Biochemical markers of inflammation are associated with increased mortality in hip fracture patients: the Bispebjerg Hip Fracture Biobank.

PURPOSE

The purpose of this study was to examine the possible association between mortality following a hip fracture and known biochemical markers of inflammation.

METHODS

The study population was identified using two local databases from Bispebjerg Hospital (Copenhagen, Denmark): the Hip Fracture Database containing all patients admitted to the hospital with a fractured hip from 1996 to 2012 and the Hip Fracture Biobank, containing whole blood, serum and plasma taken in relation to admission on a subgroup of patients from the Hip Fracture Database, consecutively collected over a period of 2.5 years from 2008 to 2011. The following biochemical markers of inflammation were included: C-reactive protein (CRP), the soluble urokinase plasminogen activating receptor (suPAR), ferritin and transferrin. The association between the blood markers and mortality was examined using Cox proportional hazards models. Hazard ratios (HR) were expressed per quartile increase in the biochemical markers.

RESULTS

A total of 698 patients were included, 69 (9.9%) died within 30 days after sustaining a hip fracture.

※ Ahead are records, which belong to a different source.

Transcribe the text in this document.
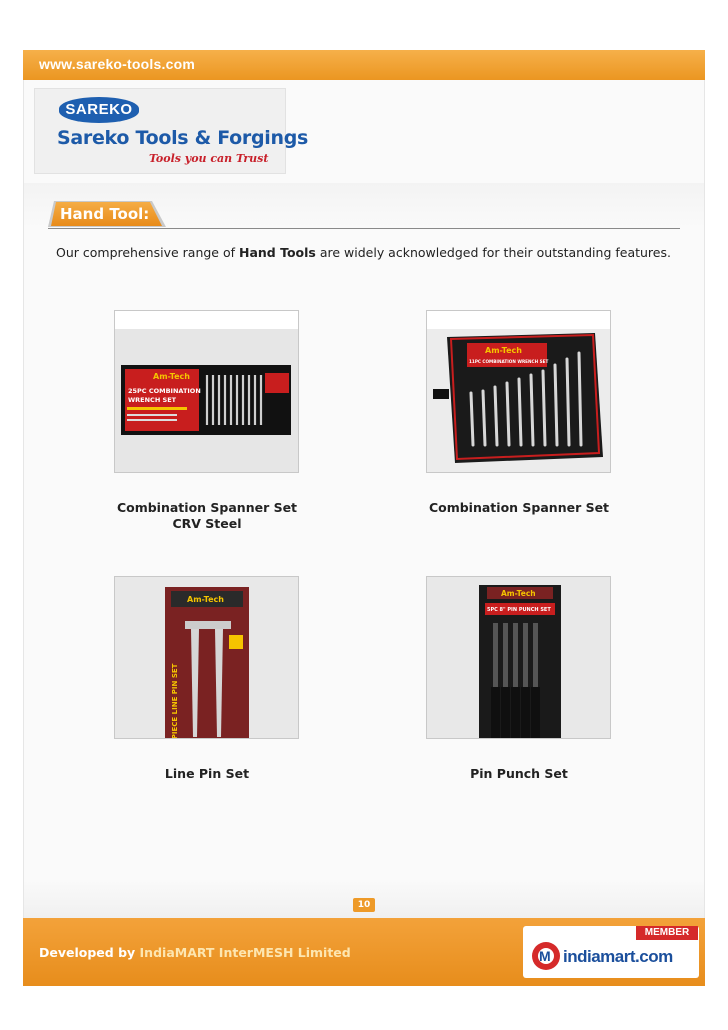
www.sareko-tools.com
SAREKO
Sareko Tools & Forgings
Tools you can Trust
Hand Tool:
Our comprehensive range of Hand Tools are widely acknowledged for their outstanding features.
Am-Tech
25PC COMBINATION
WRENCH SET
Combination Spanner Set
CRV Steel
Am-Tech
11PC COMBINATION WRENCH SET
Combination Spanner Set
Am-Tech
3-PIECE LINE PIN SET
Line Pin Set
Am-Tech
5PC 8" PIN PUNCH SET
Pin Punch Set
10
Developed by IndiaMART InterMESH Limited
MEMBER
M indiamart.com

The HR for 30-day mortality was significantly increased with increasing quartiles of suPAR, CRP and ferritin and with decreasing quartiles of transferrin.

CONCLUSION

This study shows that 30-day mortality after a hip fracture is associated with elevated levels of suPAR, CRP and ferritin as well as with lower levels of transferrin. This excess inflammatory response is likely caused by muscle damage associated with the hip fracture. However, this needs to be further clarified.